That night and morning had been the beginning of two months of fear that haunted me like the terrible figments of a nightmare. At first, the number of investigations that suggested themselves, among the people in the store and among Margaret’s friends, had kept my mind occupied and kept hope alive that nothing serious had happened to the child. Then there had been the hospitals to search and city officials to interview, to say nothing of social workers and charitable organizations. Mrs. Furneau spent days with me, helping in the search. But as time passed and we could learn nothing, despair settled on me like a choking cloud, and with it an unreasonable sense of resentment towards Mrs. Furneau for her part in it all. I did my best to conceal it; but her intuition must have told her that there was something wrong, and after a week or so she gave up the search and I continued my efforts alone.
But the days grew into weeks and the combined efforts of the police, the best detective agencies in the country, and every other agency that money and determination could press into the service, failed to find a shadow of a trace, until at length other crimes and an epidemic of disappearances among young Society girls distracted their attention and I continued the search alone.
Hope dies hard; and there was always the chance that the child might make her way home again, or that I might hear of her or from her in some roundabout way; for at least her body had not been found.
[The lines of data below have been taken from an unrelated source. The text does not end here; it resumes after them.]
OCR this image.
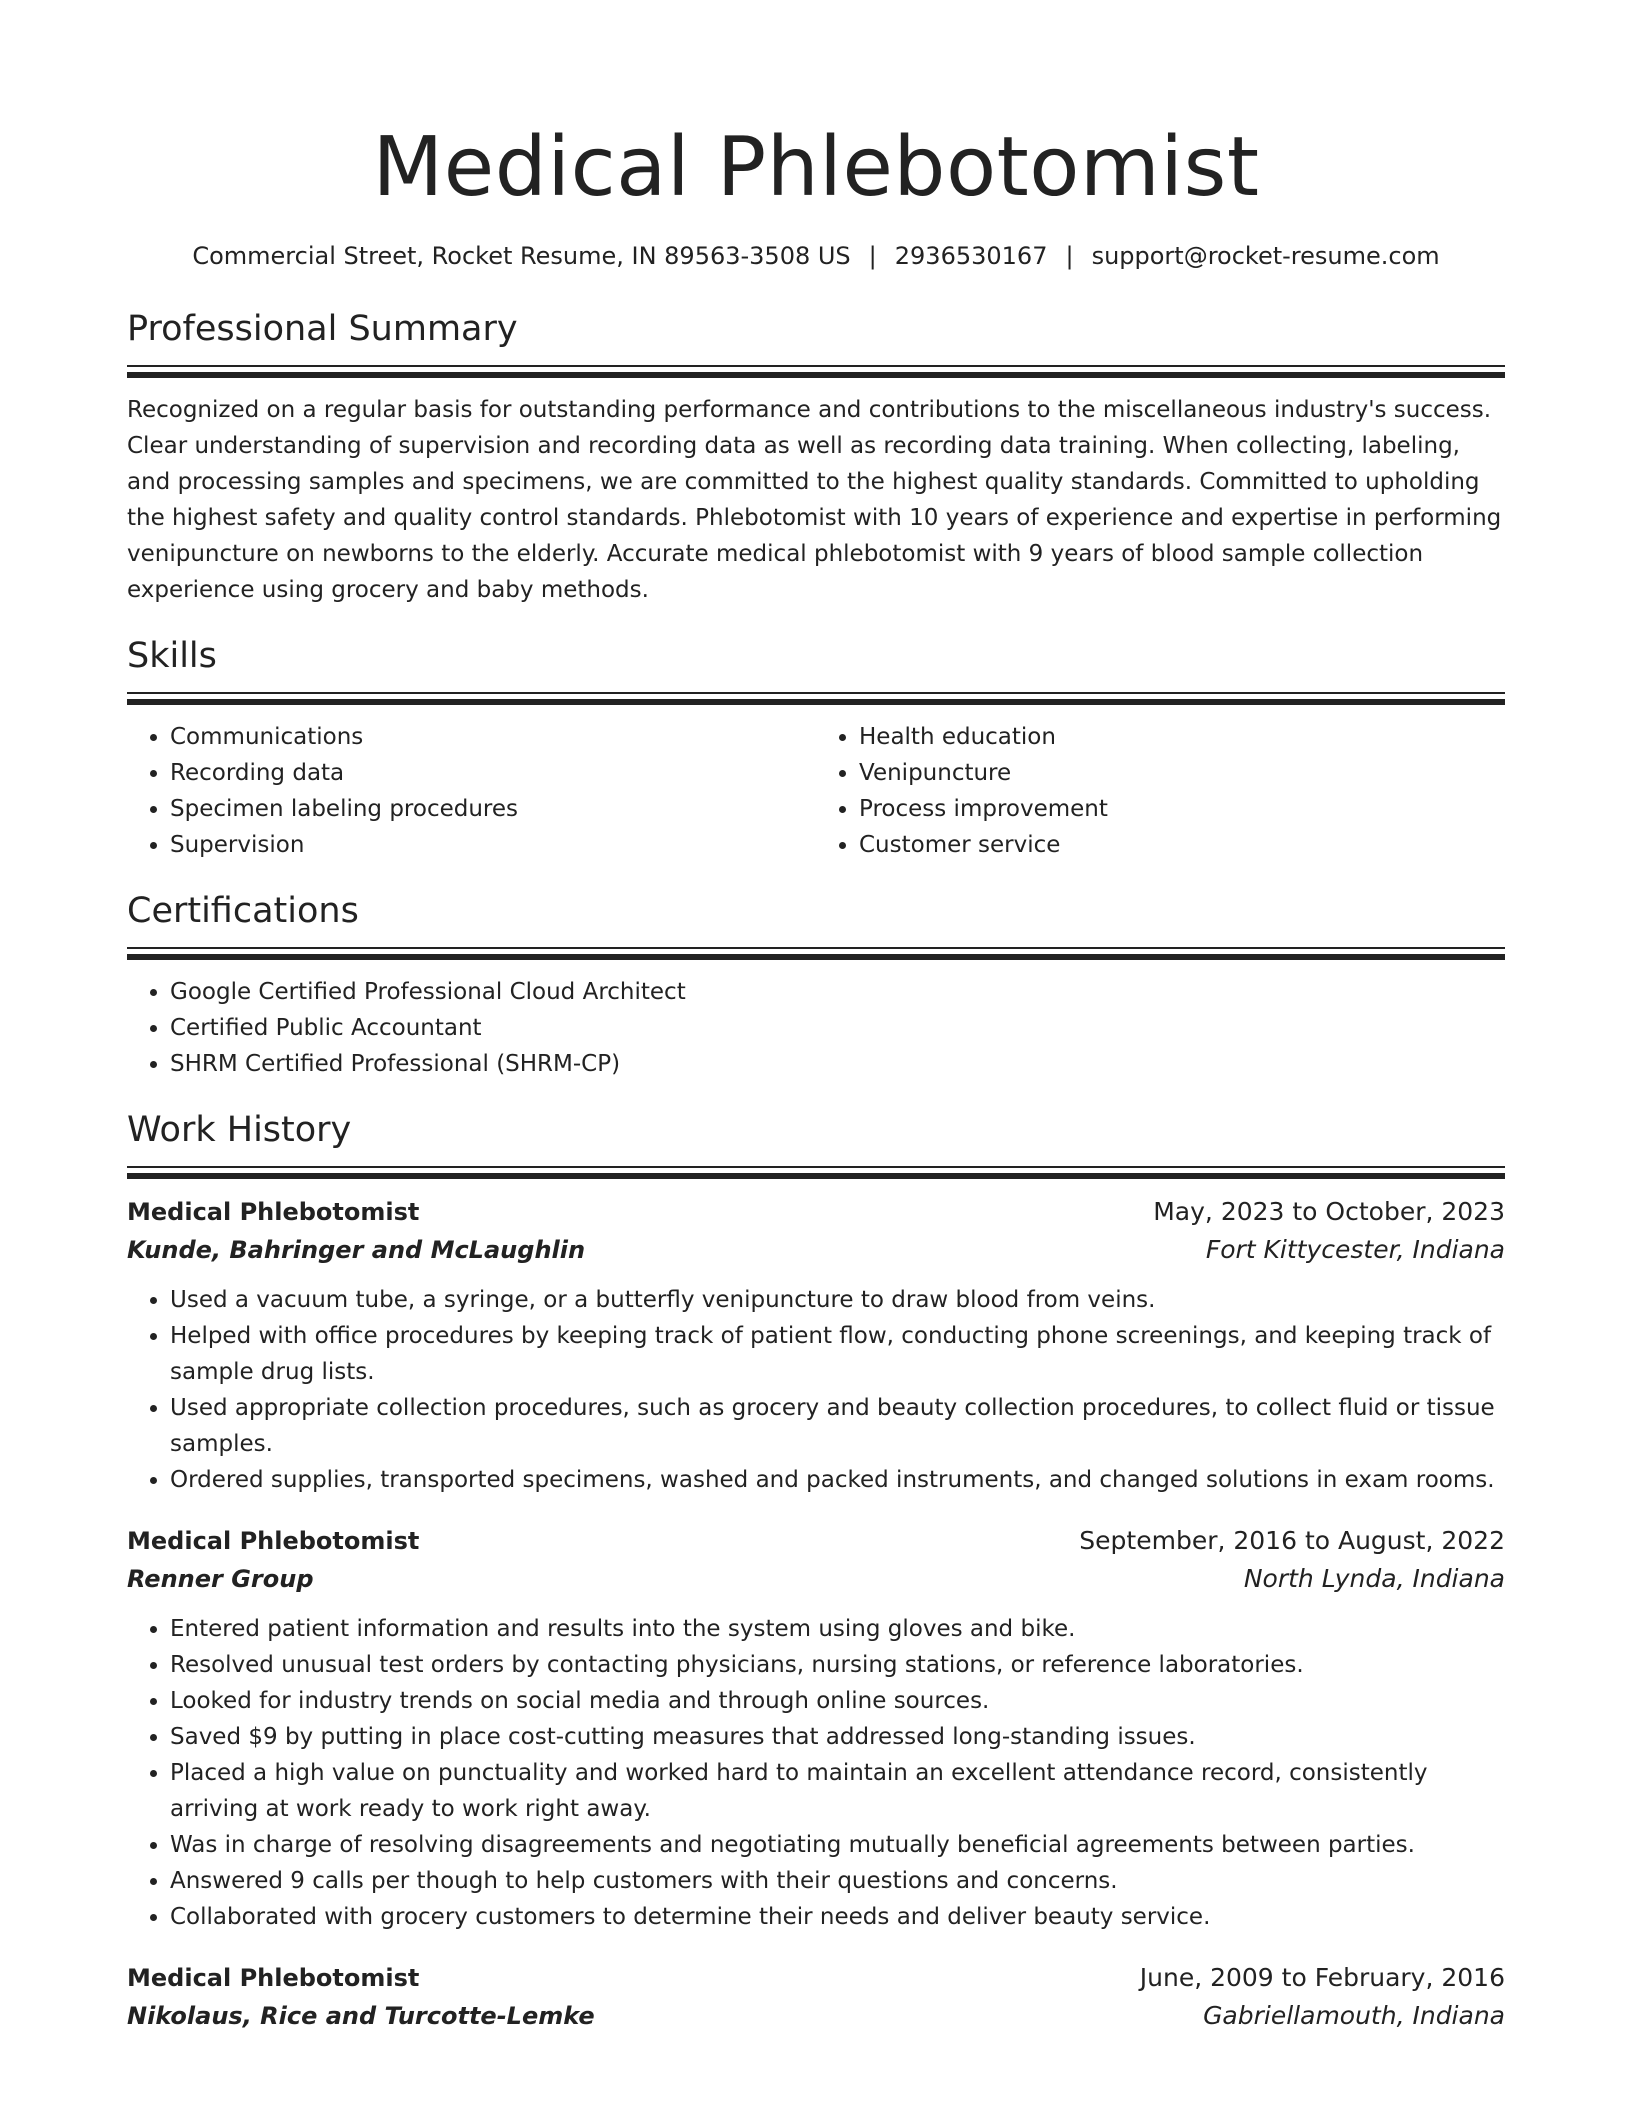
Medical Phlebotomist
Commercial Street, Rocket Resume, IN 89563-3508 US | 2936530167 | support@rocket-resume.com
Professional Summary

Recognized on a regular basis for outstanding performance and contributions to the miscellaneous industry's success. Clear understanding of supervision and recording data as well as recording data training. When collecting, labeling, and processing samples and specimens, we are committed to the highest quality standards. Committed to upholding the highest safety and quality control standards. Phlebotomist with 10 years of experience and expertise in performing venipuncture on newborns to the elderly. Accurate medical phlebotomist with 9 years of blood sample collection experience using grocery and baby methods.

Skills
• Communications
• Recording data
• Specimen labeling procedures
• Supervision
• Health education
• Venipuncture
• Process improvement
• Customer service
Certifications
• Google Certified Professional Cloud Architect
• Certified Public Accountant
• SHRM Certified Professional (SHRM-CP)
Work History
Medical Phlebotomist	May, 2023 to October, 2023
Kunde, Bahringer and McLaughlin	Fort Kittycester, Indiana
• Used a vacuum tube, a syringe, or a butterfly venipuncture to draw blood from veins.
• Helped with office procedures by keeping track of patient flow, conducting phone screenings, and keeping track of sample drug lists.
• Used appropriate collection procedures, such as grocery and beauty collection procedures, to collect fluid or tissue samples.
• Ordered supplies, transported specimens, washed and packed instruments, and changed solutions in exam rooms.
Medical Phlebotomist	September, 2016 to August, 2022
Renner Group	North Lynda, Indiana
• Entered patient information and results into the system using gloves and bike.
• Resolved unusual test orders by contacting physicians, nursing stations, or reference laboratories.
• Looked for industry trends on social media and through online sources.
• Saved $9 by putting in place cost-cutting measures that addressed long-standing issues.
• Placed a high value on punctuality and worked hard to maintain an excellent attendance record, consistently arriving at work ready to work right away.
• Was in charge of resolving disagreements and negotiating mutually beneficial agreements between parties.
• Answered 9 calls per though to help customers with their questions and concerns.
• Collaborated with grocery customers to determine their needs and deliver beauty service.
Medical Phlebotomist	June, 2009 to February, 2016
Nikolaus, Rice and Turcotte-Lemke	Gabriellamouth, Indiana
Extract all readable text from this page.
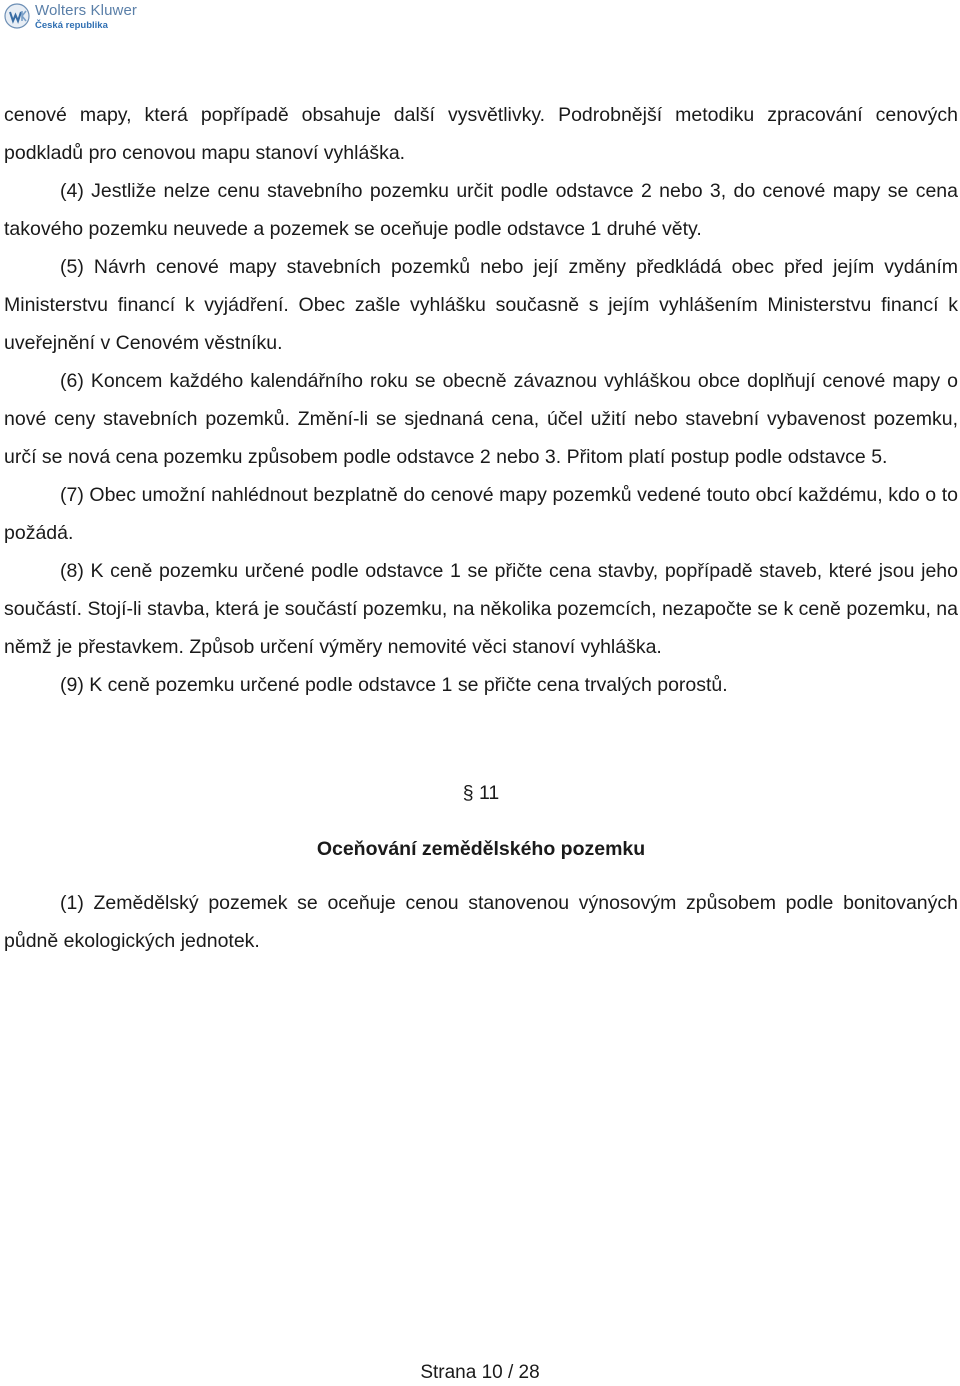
Wolters Kluwer
Česká republika

cenové mapy, která popřípadě obsahuje další vysvětlivky. Podrobnější metodiku zpracování cenových podkladů pro cenovou mapu stanoví vyhláška.

(4) Jestliže nelze cenu stavebního pozemku určit podle odstavce 2 nebo 3, do cenové mapy se cena takového pozemku neuvede a pozemek se oceňuje podle odstavce 1 druhé věty.

(5) Návrh cenové mapy stavebních pozemků nebo její změny předkládá obec před jejím vydáním Ministerstvu financí k vyjádření. Obec zašle vyhlášku současně s jejím vyhlášením Ministerstvu financí k uveřejnění v Cenovém věstníku.

(6) Koncem každého kalendářního roku se obecně závaznou vyhláškou obce doplňují cenové mapy o nové ceny stavebních pozemků. Změní-li se sjednaná cena, účel užití nebo stavební vybavenost pozemku, určí se nová cena pozemku způsobem podle odstavce 2 nebo 3. Přitom platí postup podle odstavce 5.

(7) Obec umožní nahlédnout bezplatně do cenové mapy pozemků vedené touto obcí každému, kdo o to požádá.

(8) K ceně pozemku určené podle odstavce 1 se přičte cena stavby, popřípadě staveb, které jsou jeho součástí. Stojí-li stavba, která je součástí pozemku, na několika pozemcích, nezapočte se k ceně pozemku, na němž je přestavkem. Způsob určení výměry nemovité věci stanoví vyhláška.

(9) K ceně pozemku určené podle odstavce 1 se přičte cena trvalých porostů.

§ 11
Oceňování zemědělského pozemku

(1) Zemědělský pozemek se oceňuje cenou stanovenou výnosovým způsobem podle bonitovaných půdně ekologických jednotek.

Strana 10 / 28
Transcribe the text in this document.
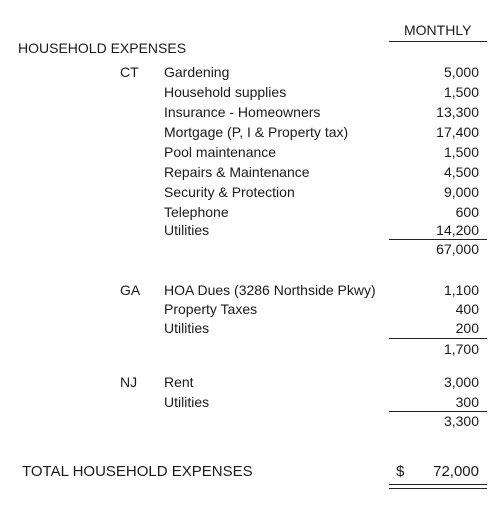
MONTHLY
HOUSEHOLD EXPENSES
CT Gardening	5,000
Household supplies	1,500
Insurance - Homeowners	13,300
Mortgage (P, I & Property tax)	17,400
Pool maintenance	1,500
Repairs & Maintenance	4,500
Security & Protection	9,000
Telephone	600
Utilities	14,200
67,000
GA HOA Dues (3286 Northside Pkwy)	1,100
Property Taxes	400
Utilities	200
1,700
NJ Rent	3,000
Utilities	300
3,300
TOTAL HOUSEHOLD EXPENSES	$	72,000
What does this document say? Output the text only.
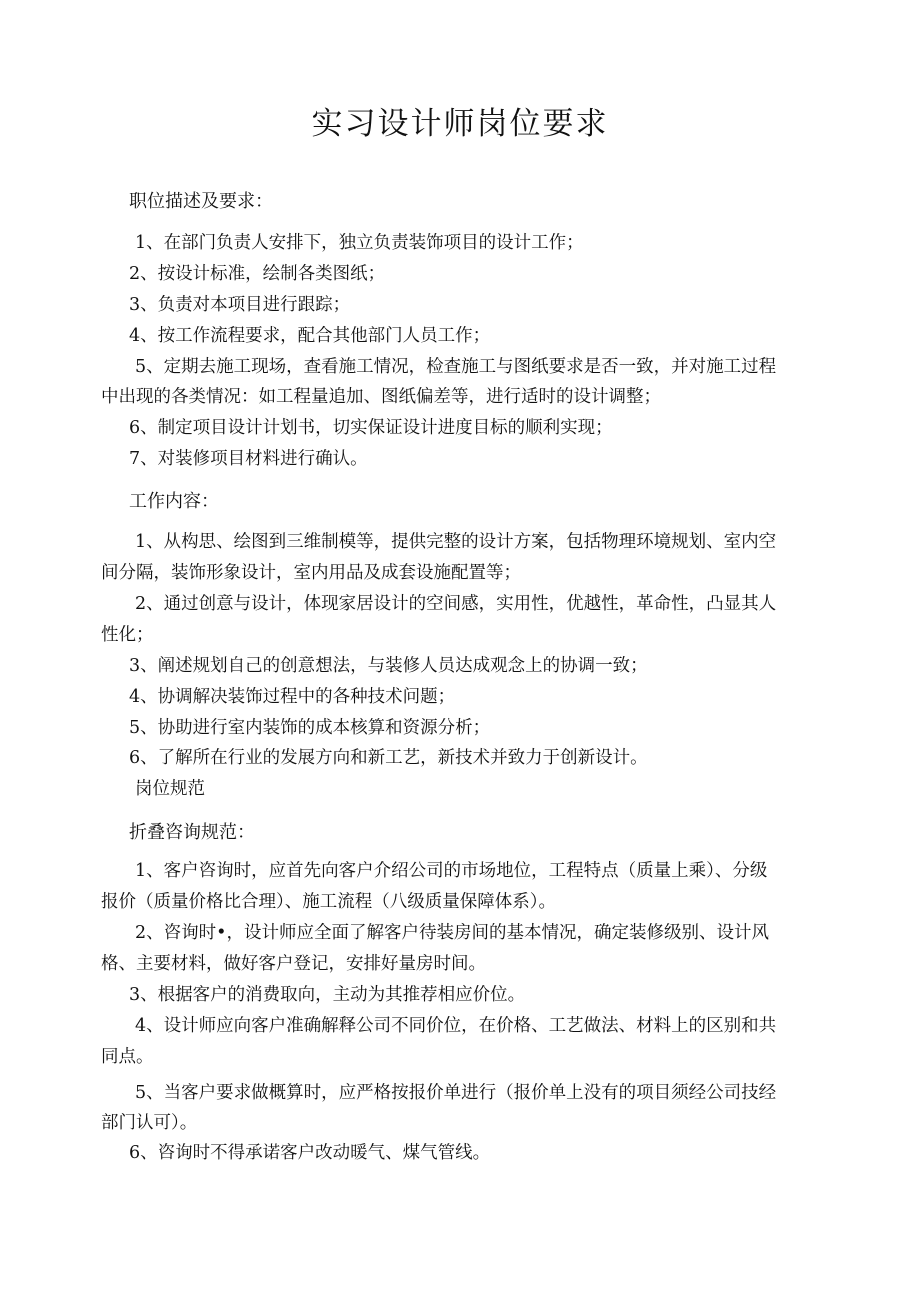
实习设计师岗位要求
职位描述及要求：
1、在部门负责人安排下，独立负责装饰项目的设计工作；
2、按设计标准，绘制各类图纸；
3、负责对本项目进行跟踪；
4、按工作流程要求，配合其他部门人员工作；
5、定期去施工现场，查看施工情况，检查施工与图纸要求是否一致，并对施工过程
中出现的各类情况：如工程量追加、图纸偏差等，进行适时的设计调整；
6、制定项目设计计划书，切实保证设计进度目标的顺利实现；
7、对装修项目材料进行确认。
工作内容：
1、从构思、绘图到三维制模等，提供完整的设计方案，包括物理环境规划、室内空
间分隔，装饰形象设计，室内用品及成套设施配置等；
2、通过创意与设计，体现家居设计的空间感，实用性，优越性，革命性，凸显其人
性化；
3、阐述规划自己的创意想法，与装修人员达成观念上的协调一致；
4、协调解决装饰过程中的各种技术问题；
5、协助进行室内装饰的成本核算和资源分析；
6、了解所在行业的发展方向和新工艺，新技术并致力于创新设计。
岗位规范
折叠咨询规范：
1、客户咨询时，应首先向客户介绍公司的市场地位，工程特点（质量上乘）、分级
报价（质量价格比合理）、施工流程（八级质量保障体系）。
2、咨询时•，设计师应全面了解客户待装房间的基本情况，确定装修级别、设计风
格、主要材料，做好客户登记，安排好量房时间。
3、根据客户的消费取向，主动为其推荐相应价位。
4、设计师应向客户准确解释公司不同价位，在价格、工艺做法、材料上的区别和共
同点。
5、当客户要求做概算时，应严格按报价单进行（报价单上没有的项目须经公司技经
部门认可）。
6、咨询时不得承诺客户改动暖气、煤气管线。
But after two months of utterly unsuccessful search, almost continuous by day and night, I was pretty desperate now, standing up there on the roof of the building in New York in which I had taken an apartment.
Everything else had been dropped and I had moved to New York. I had been in queer places and seen queer sights during those eight weeks. I had pierced the outer, commonplace integument of a great city—the shifting scene of blank, reserved humanity that meets the casual eye—and had been caught up and swept nearly off my feet once or twice in the seething welter of passion and crime that swells and ebbs beneath the city’s impassive exterior.
But of the slip of a girl I sought and now almost dreaded to find I could learn—nothing.
Stretching away below me as I watched, the city crouched purring, like some great animal motionless and watchful. I hated it actively for what it had done to me, longing to tear out its secret by violence, if need be. But after a while sanity slowly returned and the momentary madness faded. I can only say in excuse that the gnawing anxiety of those two months must have somewhat undermined a pretty normal point of view.
But with returning sanity came a slow resolve. Up to now I had been seeking blindly, with no plan—no definite aim, no thought of the future. From now on I vowed that my life should be given up to the search; that nothing should interfere with it; that only death or success should put an end to it. The resolve brought me a curious sense of peace. That much I could do—even though it were all I could do. But that much should be done.
With the thought I turned away from the parapet to go to my rooms below and try to lay out some sort of a campaign for the future. As I turned a touch fell upon my arm and I found Larry standing beside me. In the dim light from the open doorway that led to the roof I could detect the half-veiled pity in his eyes.
I had acquired Larry a couple of weeks before, or rather had had him more or less thrust upon me, and had not regretted it.
Early in the search I bought a small light car and scoured the city night after night in it, in the hope of catching a glimpse of Margaret. One night I had been driving slowly along the Bowery. It was very late and the long, wide, cobbled street under the L structure was deserted. But as I came to a corner, Larry darted out of a side street, yanked open the rear door of the car and dropped into the obscurity of the tonneau behind me, with “For God’s sake, d‑r‑r‑rive on, sor. It’s half a dozen of them gangsters is after me!”